Rather tragically, my grandfather died the very January after they moved. My grandmother stayed on in the house in Wallasey, probably at first too depressed by her husband's death to move, and then, as she made a few friends, some of whom became quite close, thinking she could make a reasonable life in Wallasey. She was there for nearly 20 years!
She was less enthusiastic about the Labour Party in Wallasey, which had a reputation as being rather left-wing. Independently of my grandmother, I knew some of the people involved, and I can say that she had a point. They were far more my sort of socialist than her sort of socialist, in short!
Instead, Win became more active raising money for Guide Dogs for the Blind. She was a great dog-lover, although she owned only one dog herself, as far as I know, Tuppence, a black labrador, old and cantankerous when I knew him.
Win had friends in Wallasey, but she was getting old, and even suffered a stroke (which she made a fair recovery from). We were slow in cottoning on to how old and frail she was becoming.

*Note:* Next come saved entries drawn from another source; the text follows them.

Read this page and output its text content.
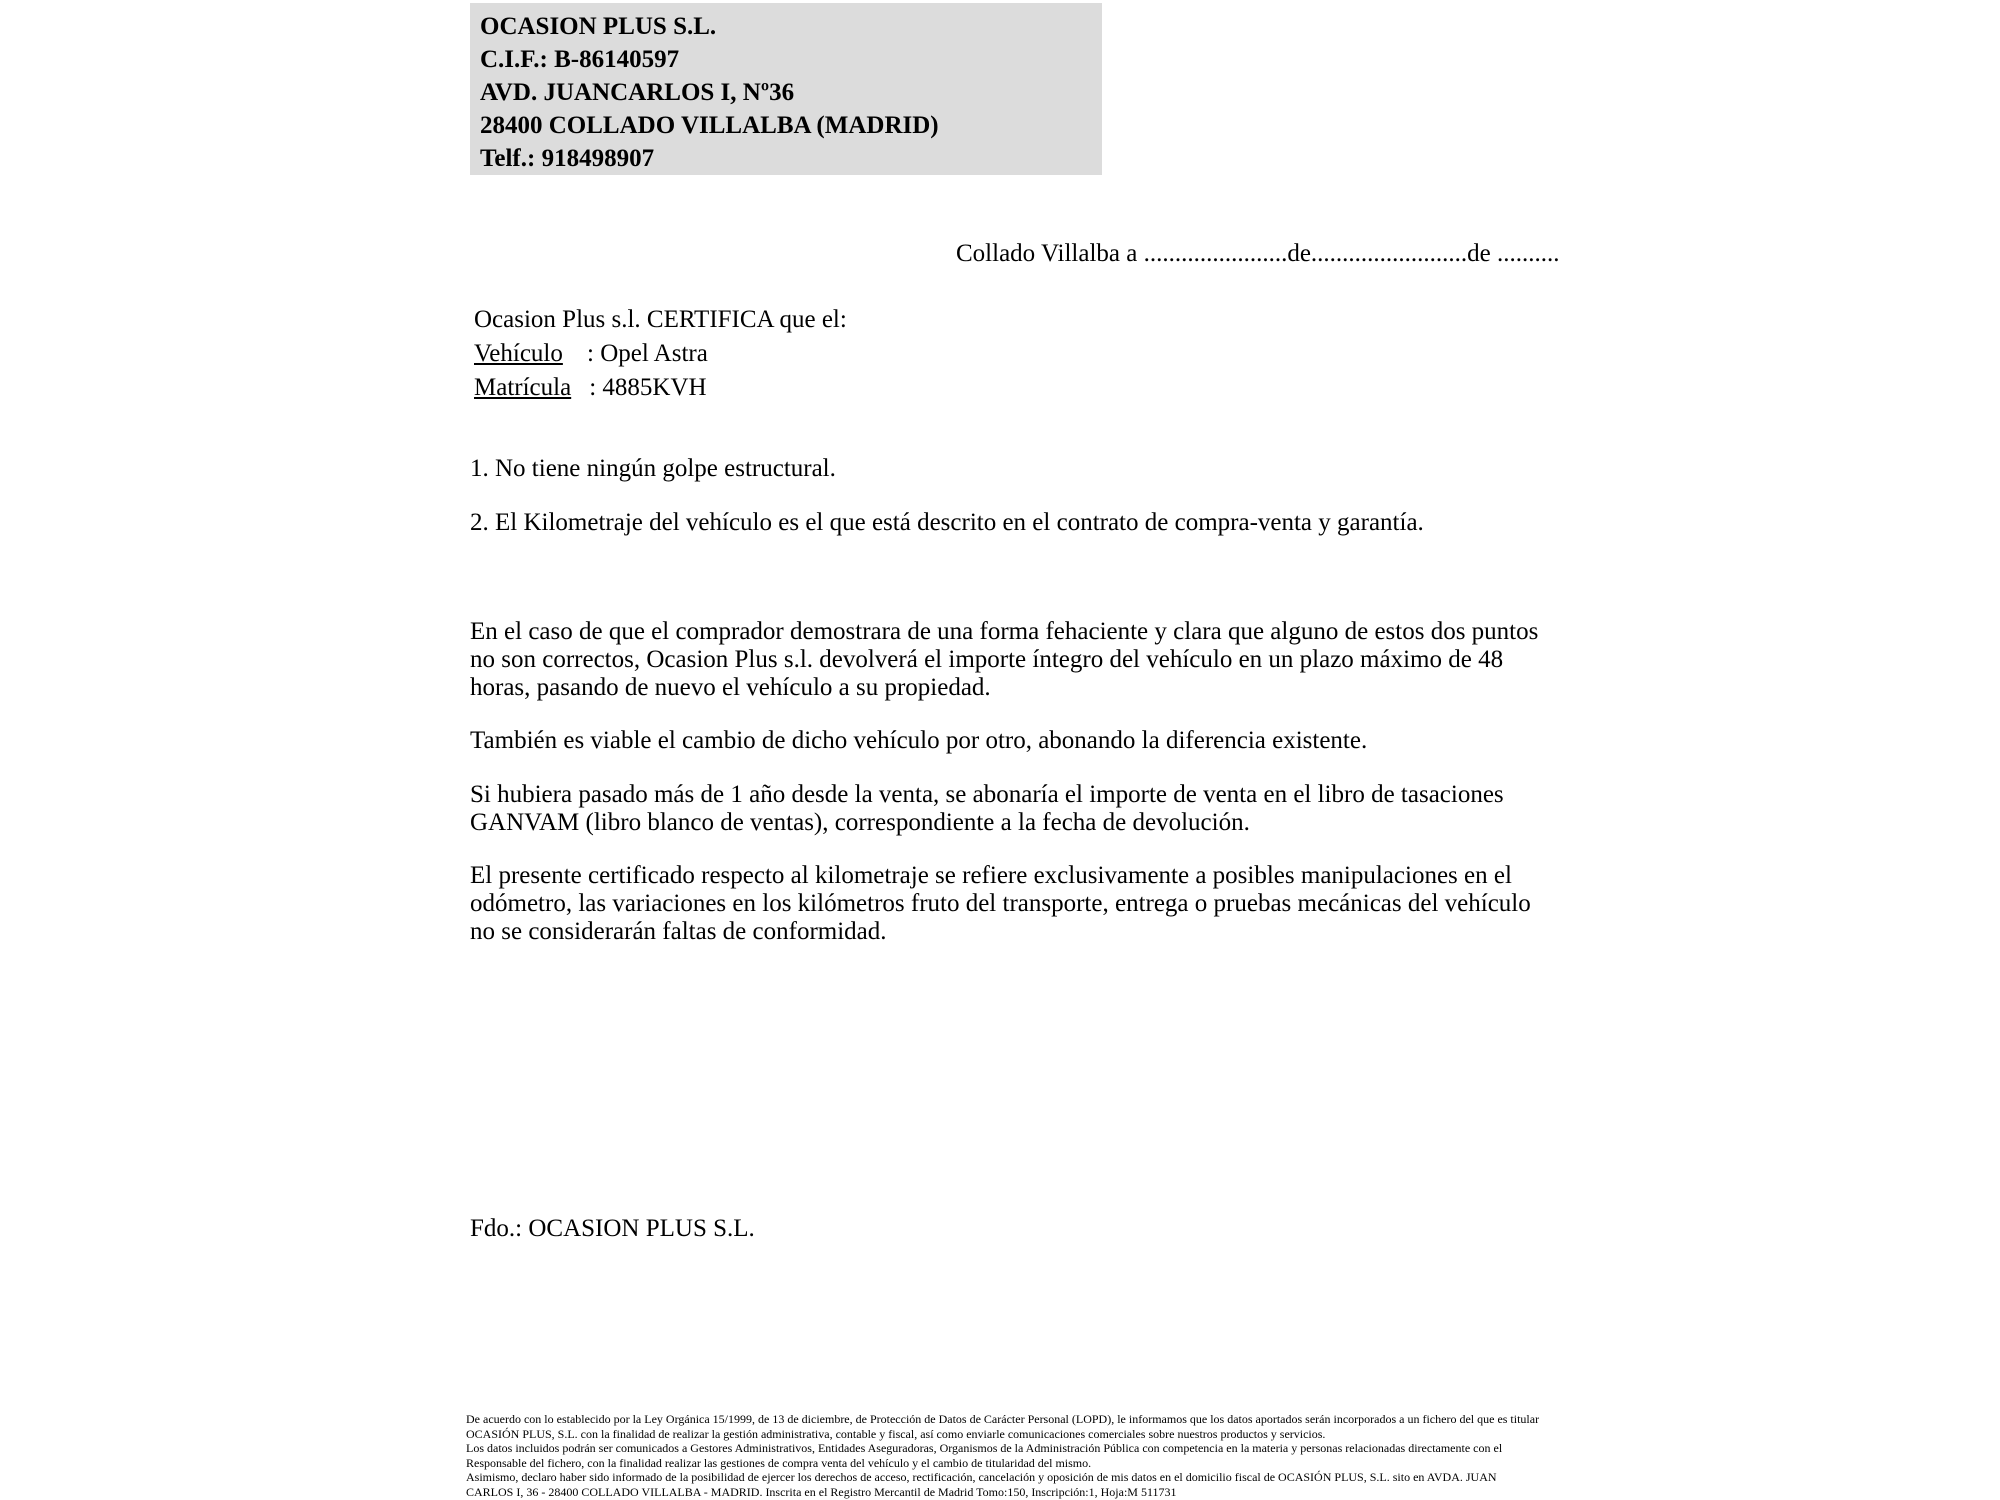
OCASION PLUS S.L.
C.I.F.: B-86140597
AVD. JUANCARLOS I, Nº36
28400 COLLADO VILLALBA (MADRID)
Telf.: 918498907
Collado Villalba a .......................de.........................de ..........
Ocasion Plus s.l. CERTIFICA que el:
Vehículo : Opel Astra
Matrícula : 4885KVH
1. No tiene ningún golpe estructural.
2. El Kilometraje del vehículo es el que está descrito en el contrato de compra-venta y garantía.
En el caso de que el comprador demostrara de una forma fehaciente y clara que alguno de estos dos puntos no son correctos, Ocasion Plus s.l. devolverá el importe íntegro del vehículo en un plazo máximo de 48 horas, pasando de nuevo el vehículo a su propiedad.
También es viable el cambio de dicho vehículo por otro, abonando la diferencia existente.
Si hubiera pasado más de 1 año desde la venta, se abonaría el importe de venta en el libro de tasaciones GANVAM (libro blanco de ventas), correspondiente a la fecha de devolución.
El presente certificado respecto al kilometraje se refiere exclusivamente a posibles manipulaciones en el odómetro, las variaciones en los kilómetros fruto del transporte, entrega o pruebas mecánicas del vehículo no se considerarán faltas de conformidad.
Fdo.: OCASION PLUS S.L.
De acuerdo con lo establecido por la Ley Orgánica 15/1999, de 13 de diciembre, de Protección de Datos de Carácter Personal (LOPD), le informamos que los datos aportados serán incorporados a un fichero del que es titular
OCASIÓN PLUS, S.L. con la finalidad de realizar la gestión administrativa, contable y fiscal, así como enviarle comunicaciones comerciales sobre nuestros productos y servicios.
Los datos incluidos podrán ser comunicados a Gestores Administrativos, Entidades Aseguradoras, Organismos de la Administración Pública con competencia en la materia y personas relacionadas directamente con el
Responsable del fichero, con la finalidad realizar las gestiones de compra venta del vehículo y el cambio de titularidad del mismo.
Asimismo, declaro haber sido informado de la posibilidad de ejercer los derechos de acceso, rectificación, cancelación y oposición de mis datos en el domicilio fiscal de OCASIÓN PLUS, S.L. sito en AVDA. JUAN
CARLOS I, 36 - 28400 COLLADO VILLALBA - MADRID. Inscrita en el Registro Mercantil de Madrid Tomo:150, Inscripción:1, Hoja:M 511731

I think we all learned some lessons about how important it is to respond and adapt to the body's changing needs, with Win as our patient guinea-pig, unfortunately! For example, when her eyesight was failing, it was only relatively late on that we explored the possibilities of the large-print book.
Win, however, was not one to grumble, and she enjoyed living in her big house 'with the high ceilings'. (She once turned down an invitation to go and live with my mother because 'she couldn't live in a house with low ceilings').
My aunt had a brain wave and worked hard to find Win a place in sheltered accommodation in Hyde, close to her. Given that she was already in her early 90s, it was lucky that Win got in. The flat in Chartist House (!), built on the site of one of the early Chartist halls, had low ceilings! But it was pleasant and had a nice view of the moors around Hyde, and a snooker hall where the lights burning late into the night fed our fantasies of lurid goings on.
I will miss my grandmother. Rather shamefully, however, I hadn't seen her since her birthday last September, when I went up for her party. A 100th birthday party would have been a lot of fun, even for Win with her failing body, but it sadly isn't to be. Win's mind was sharp to the end and she still knew how to love the people around her, and, I hope, knew that she was loved in return.